Promising Cage-Like Energetic Compounds Based on Dioxaadamantane and Dioxaprotoadamantane Backbones: Facile Synthesis and Energetic Performance

Heteroadamantanes have a wide range of applications, so the efficient construction of their skeletons is an important issue. Herein, two all-bridged carbon-oxygenated cage-like scaffolds 2,6-dioxaadamantane-4,8,9,10-tetraol and 2,7-dioxaprotoadamantane-4,5,9,10-tetraol were constructed through a transannular O-heterocyclization strategy within only two synthetic steps, and six novel energetic materials containing four or five explosophoric groups were synthesized. The densities, oxygen balances (OB_CO), and energetic properties (including detonation velocities and pressures) of all the compounds range from 1.793 to 1.939 g·cm^–3, 8.33 to 13.56%, 8024 to 8701 m·s^–1, and 28.25 to 35.36 GPa, respectively.

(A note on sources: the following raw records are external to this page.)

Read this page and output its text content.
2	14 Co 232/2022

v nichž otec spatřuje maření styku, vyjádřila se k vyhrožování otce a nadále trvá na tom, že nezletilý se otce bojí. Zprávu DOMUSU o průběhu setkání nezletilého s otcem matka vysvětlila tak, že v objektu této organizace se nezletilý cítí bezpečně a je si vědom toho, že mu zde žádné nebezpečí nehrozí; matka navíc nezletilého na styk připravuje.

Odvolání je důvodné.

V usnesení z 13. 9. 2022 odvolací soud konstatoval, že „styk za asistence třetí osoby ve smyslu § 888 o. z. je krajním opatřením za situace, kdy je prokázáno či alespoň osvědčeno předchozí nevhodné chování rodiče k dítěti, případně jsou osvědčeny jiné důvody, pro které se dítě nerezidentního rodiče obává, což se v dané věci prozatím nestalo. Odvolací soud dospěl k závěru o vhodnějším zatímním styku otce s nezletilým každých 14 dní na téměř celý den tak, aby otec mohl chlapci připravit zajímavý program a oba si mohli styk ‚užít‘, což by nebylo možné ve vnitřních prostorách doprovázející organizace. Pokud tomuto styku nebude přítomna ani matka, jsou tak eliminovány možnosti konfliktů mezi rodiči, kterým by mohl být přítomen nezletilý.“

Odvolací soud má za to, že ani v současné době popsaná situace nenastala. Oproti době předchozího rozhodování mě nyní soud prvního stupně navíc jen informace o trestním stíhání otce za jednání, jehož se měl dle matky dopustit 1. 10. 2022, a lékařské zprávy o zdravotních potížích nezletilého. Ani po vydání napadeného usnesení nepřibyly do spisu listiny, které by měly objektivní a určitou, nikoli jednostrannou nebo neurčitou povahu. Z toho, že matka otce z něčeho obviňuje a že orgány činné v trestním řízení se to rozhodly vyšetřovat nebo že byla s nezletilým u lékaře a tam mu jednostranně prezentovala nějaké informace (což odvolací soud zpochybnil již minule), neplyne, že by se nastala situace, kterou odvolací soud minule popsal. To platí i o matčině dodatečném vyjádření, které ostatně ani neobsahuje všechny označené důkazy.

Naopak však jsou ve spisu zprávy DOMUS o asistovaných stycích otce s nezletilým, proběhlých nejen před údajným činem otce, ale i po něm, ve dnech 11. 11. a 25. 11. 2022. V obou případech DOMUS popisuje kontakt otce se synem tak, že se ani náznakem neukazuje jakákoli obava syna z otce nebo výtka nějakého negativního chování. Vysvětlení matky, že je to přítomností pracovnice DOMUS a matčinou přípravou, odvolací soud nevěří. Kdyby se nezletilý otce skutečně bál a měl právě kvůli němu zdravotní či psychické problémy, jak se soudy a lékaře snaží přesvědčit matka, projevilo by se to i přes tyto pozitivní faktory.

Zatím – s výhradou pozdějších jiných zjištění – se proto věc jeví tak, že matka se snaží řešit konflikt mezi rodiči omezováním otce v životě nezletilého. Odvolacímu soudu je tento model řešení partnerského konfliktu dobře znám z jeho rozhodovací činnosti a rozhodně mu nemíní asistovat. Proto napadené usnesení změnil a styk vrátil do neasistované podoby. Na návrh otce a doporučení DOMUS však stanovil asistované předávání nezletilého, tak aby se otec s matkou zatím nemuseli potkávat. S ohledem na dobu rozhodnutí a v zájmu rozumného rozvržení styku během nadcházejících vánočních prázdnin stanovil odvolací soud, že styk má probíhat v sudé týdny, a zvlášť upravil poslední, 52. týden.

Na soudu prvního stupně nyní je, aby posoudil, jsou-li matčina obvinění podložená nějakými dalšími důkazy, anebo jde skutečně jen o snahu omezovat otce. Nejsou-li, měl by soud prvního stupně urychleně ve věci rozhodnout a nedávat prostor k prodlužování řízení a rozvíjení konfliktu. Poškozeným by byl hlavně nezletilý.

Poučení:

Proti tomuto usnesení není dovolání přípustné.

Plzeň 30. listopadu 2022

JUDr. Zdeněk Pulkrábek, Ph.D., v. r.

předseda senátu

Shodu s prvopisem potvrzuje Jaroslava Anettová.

All the compounds exhibit low sensitivity to both impact (>30 J) and friction (>252 N). It is noteworthy that the symmetry of the scaffolds and the position of substituents affect the physicochemical and energetic properties of the as-prepared compounds obviously. Overall, this study provides a perspective for designing and synthesizing cage-like high energy density materials (HEDMs) and explores the structure-performance relationship.